The Butter Puddles: By placing cold pats of butter on the bread before broiling, the intense heat melts the butter directly into the bread below. These spots become saturated, soft, and rich—the "puddles." The butter protects the bread from direct heat, so it steams more than it toasts.
The Crispy Bits: The exposed bread around the butter pats gets hit with the full, dry heat of the broiler, allowing it to become deeply toasted and crunchy.
The result is a single slice of toast with two distinct and delightful textures: super soft, buttery pockets and crispy, crunchy areas. The soft, untoasted underside is the classic signature of broiler toast. It was a symphony on one slice.
The Mayonnaise Toast
The savory counterpart was Mayonnaise Toast. It was even simpler: a thin layer of mayonnaise spread from edge to edge and broiled until it was bubbly, and just a little browned around the edge. It was salty, savory, and deeply satisfying in a way only the simplest foods can be.
The Modern Canvas
The journey from my childhood mayonnaise toast to the artisanal creations today is a beautiful evolution. The core principle remains the same—crisped bread acting as a vehicle for flavor—but the canvas has expanded. We now celebrate the bread itself, from tangy sourdough to hearty rye. The toppings have become a playground for culinary creativity.

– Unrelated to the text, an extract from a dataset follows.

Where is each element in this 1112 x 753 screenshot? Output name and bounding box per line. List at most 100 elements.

This brings us to the recipe. As a nod to those beautifully simple, sparse-times snacks, I wanted to create a recipe that celebrates that secret ingredient of my childhood. This is a grown-up version of mayonnaise toast, perfect for a crisp autumn day.

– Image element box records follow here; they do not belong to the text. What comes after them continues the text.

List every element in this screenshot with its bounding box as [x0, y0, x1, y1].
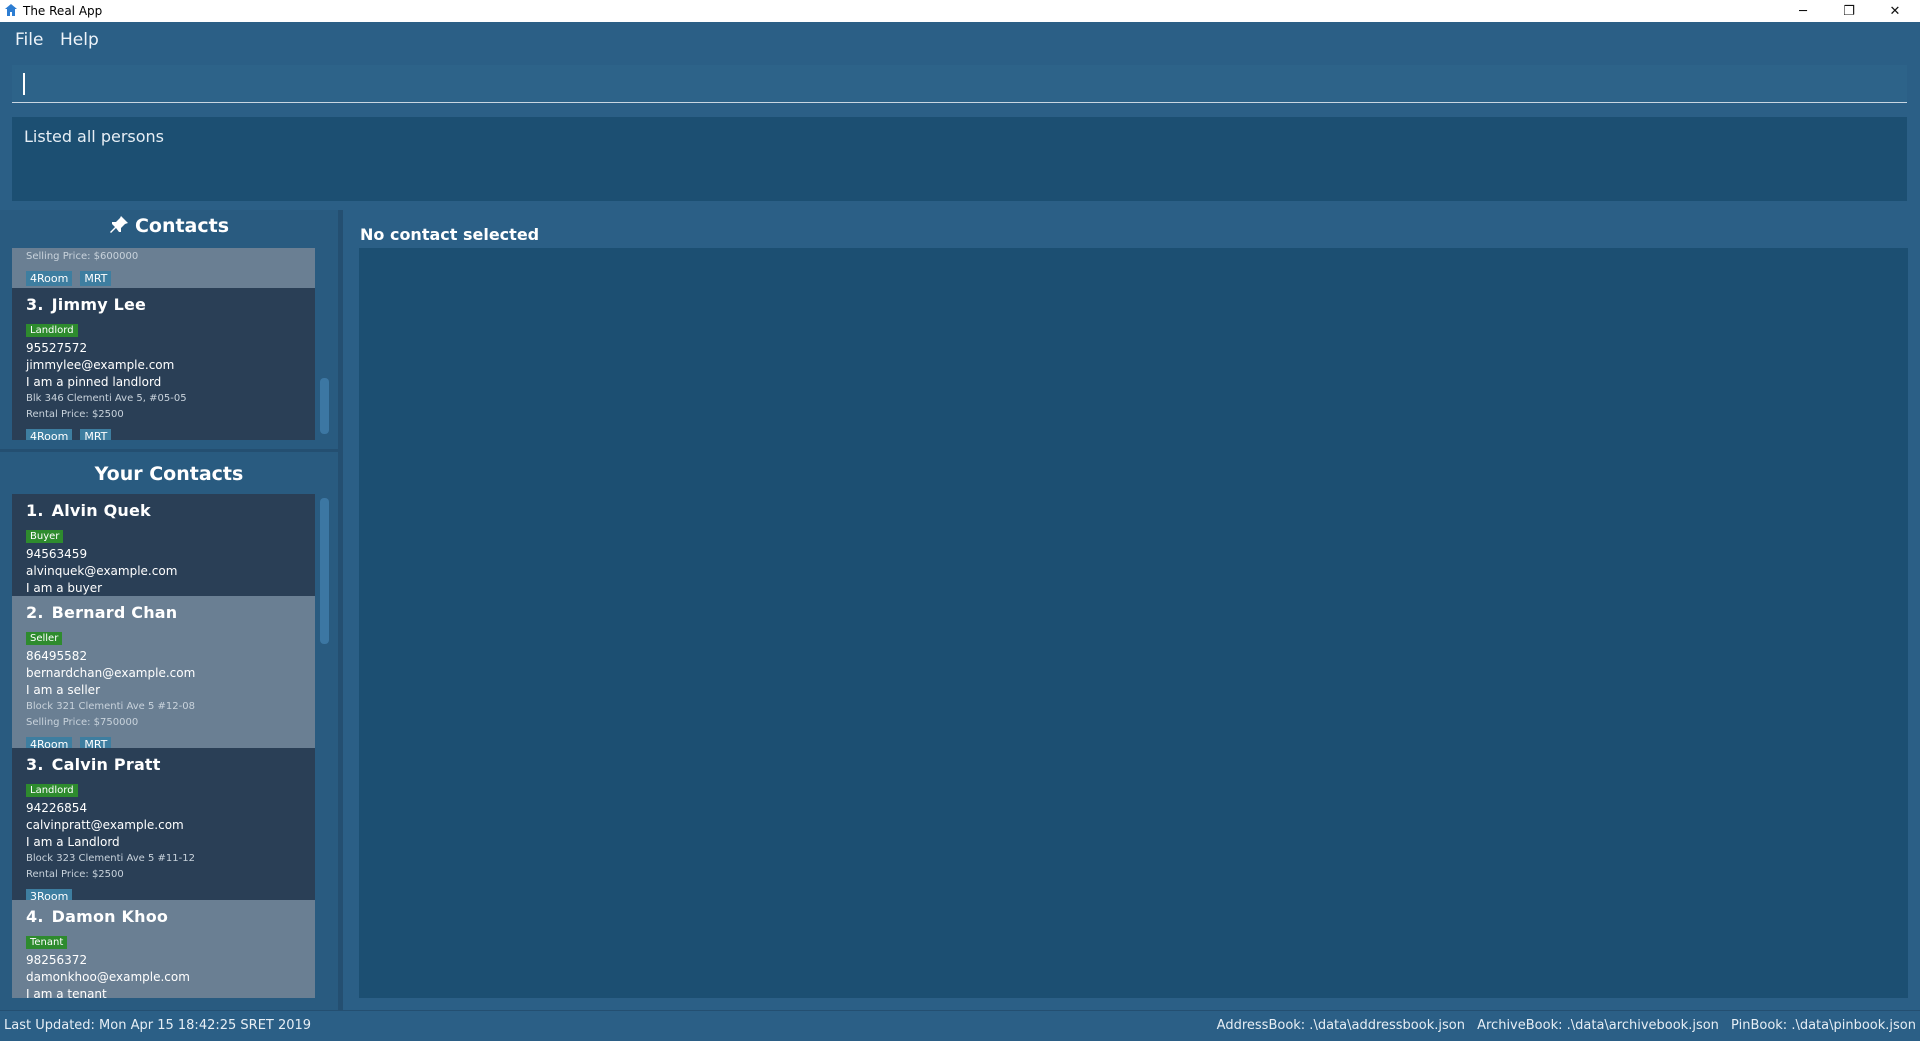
role-badge: Landlord [26, 784, 78, 797]
contact-name: 2. Bernard Chan [26, 603, 178, 622]
menu-bar: File Help [0, 22, 1920, 60]
address: Block 323 Clementi Ave 5 #11-12 [26, 853, 195, 864]
result-display: Listed all persons [12, 117, 1907, 201]
detail-title: No contact selected [360, 225, 540, 244]
role-badge: Seller [26, 632, 63, 645]
email: alvinquek@example.com [26, 564, 178, 578]
remark: I am a buyer [26, 581, 103, 595]
pinned-contacts-heading: Contacts [0, 215, 338, 237]
email: damonkhoo@example.com [26, 970, 190, 984]
restore-button[interactable]: ❐ [1826, 0, 1872, 22]
remark: I am a seller [26, 683, 100, 697]
result-text: Listed all persons [24, 127, 165, 146]
contact-list-scrollbar[interactable] [320, 498, 329, 644]
phone: 94226854 [26, 801, 88, 815]
archivebook-path: ArchiveBook: .\data\archivebook.json [1477, 1018, 1719, 1033]
remark: I am a tenant [26, 987, 107, 998]
list-item[interactable]: 2. Bernard Chan Seller 86495582 bernardch… [12, 596, 315, 752]
phone: 86495582 [26, 649, 88, 663]
contact-list[interactable]: 1. Alvin Quek Buyer 94563459 alvinquek@ex… [12, 494, 315, 998]
pinned-list[interactable]: Selling Price: $600000 4Room MRT 3. Jimmy … [12, 248, 315, 440]
remark: I am a pinned landlord [26, 375, 162, 389]
contact-name: 3. Calvin Pratt [26, 755, 161, 774]
rental-price: Rental Price: $2500 [26, 869, 124, 880]
your-contacts-heading: Your Contacts [94, 463, 244, 485]
app-title: The Real App [23, 4, 103, 18]
email: jimmylee@example.com [26, 358, 175, 372]
menu-help[interactable]: Help [60, 30, 99, 50]
minimize-button[interactable]: ─ [1780, 0, 1826, 22]
role-badge: Tenant [26, 936, 68, 949]
contact-name: 3. Jimmy Lee [26, 295, 147, 314]
pinned-card-partial[interactable]: Selling Price: $600000 4Room MRT [12, 248, 315, 288]
split-divider[interactable] [338, 210, 343, 1010]
email: calvinpratt@example.com [26, 818, 184, 832]
text-caret [23, 73, 25, 95]
last-updated: Last Updated: Mon Apr 15 18:42:25 SRET 2… [4, 1018, 312, 1033]
detail-panel [359, 248, 1908, 998]
pinbook-path: PinBook: .\data\pinbook.json [1731, 1018, 1916, 1033]
addressbook-path: AddressBook: .\data\addressbook.json [1216, 1018, 1465, 1033]
close-button[interactable]: ✕ [1872, 0, 1918, 22]
storage-paths: AddressBook: .\data\addressbook.json Arc… [1209, 1018, 1916, 1033]
tag: MRT [80, 429, 112, 440]
tag: MRT [80, 271, 112, 286]
phone: 98256372 [26, 953, 88, 967]
phone: 94563459 [26, 547, 88, 561]
address: Blk 346 Clementi Ave 5, #05-05 [26, 393, 187, 404]
selling-price: Selling Price: $600000 [26, 251, 139, 262]
email: bernardchan@example.com [26, 666, 196, 680]
panel-separator [0, 449, 338, 452]
pinned-scrollbar[interactable] [320, 378, 329, 434]
list-item[interactable]: 4. Damon Khoo Tenant 98256372 damonkhoo@e… [12, 900, 315, 998]
list-item[interactable]: 3. Calvin Pratt Landlord 94226854 calvinp… [12, 748, 315, 904]
remark: I am a Landlord [26, 835, 120, 849]
contact-name: 4. Damon Khoo [26, 907, 169, 926]
app-icon [5, 4, 17, 16]
address: Block 321 Clementi Ave 5 #12-08 [26, 701, 195, 712]
title-bar: The Real App ─ ❐ ✕ [0, 0, 1920, 22]
contact-name: 1. Alvin Quek [26, 501, 151, 520]
menu-file[interactable]: File [15, 30, 43, 50]
status-bar: Last Updated: Mon Apr 15 18:42:25 SRET 2… [0, 1010, 1920, 1041]
command-input[interactable] [12, 65, 1907, 103]
selling-price: Selling Price: $750000 [26, 717, 139, 728]
role-badge: Landlord [26, 324, 78, 337]
pin-icon [109, 216, 128, 233]
rental-price: Rental Price: $2500 [26, 409, 124, 420]
phone: 95527572 [26, 341, 88, 355]
role-badge: Buyer [26, 530, 64, 543]
pinned-card[interactable]: 3. Jimmy Lee Landlord 95527572 jimmylee@e… [12, 288, 315, 440]
tag: 4Room [26, 429, 73, 440]
pinned-title: Contacts [134, 215, 230, 237]
tag: 4Room [26, 271, 73, 286]
list-item[interactable]: 1. Alvin Quek Buyer 94563459 alvinquek@ex… [12, 494, 315, 596]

Earthy Mushroom and Smoked Goat Cheese Toasts
Imagine a warm, savory mushroom dip and a gourmet grilled cheese got together on one perfect slice of toast. The mayonnaise here binds the sautéed mushrooms and cheese, creating a creamy, decadent topping that gets perfectly golden and bubbly under the broiler. This toast pairs well with a bowl of tomato soup or a simple green salad.
Ingredients
2 thick slices of rye, sourdough, or multigrain bread
1 tbsp butter or olive oil
8 oz cremini mushrooms, cleaned and sliced
1 shallot, finely chopped
1 clove garlic, minced
1 tsp fresh tarragon or thyme leaves, plus more for garnish
¼ cup mayonnaise
1/2 cup shredded smoked goat cheese (Gruyère cheese or fontina also work well)
Freshly ground black pepper to taste
Instructions
Sauté the Mushrooms: In a skillet over medium heat, melt the butter. Add the shallot and cook for 2-3 minutes until softened. Add the sliced mushrooms and a pinch of salt. Cook, stirring occasionally, for 7-10 minutes, until the mushrooms have released their liquid and started to brown.
Add Aromatics: Add the minced garlic and fresh tarragon and cook for another minute until fragrant. Remove the skillet from the heat and let the mixture cool for a few minutes.
Assemble the Topping: In a bowl, combine the cooled mushroom mixture, mayonnaise, and shredded Gruyère cheese. Season with salt and pepper to taste and mix until everything is well combined.
Broil the Toasts: Turn your oven's broiler on high. Place your bread slices on a baking sheet and spread the mushroom mixture evenly to the edges. Broil for 1-2 minutes, watching very closely, until the topping is hot, bubbly, and golden brown.
Serve: Garnish with a sprinkle of fresh tarragon and a crack of black pepper. Serve immediately.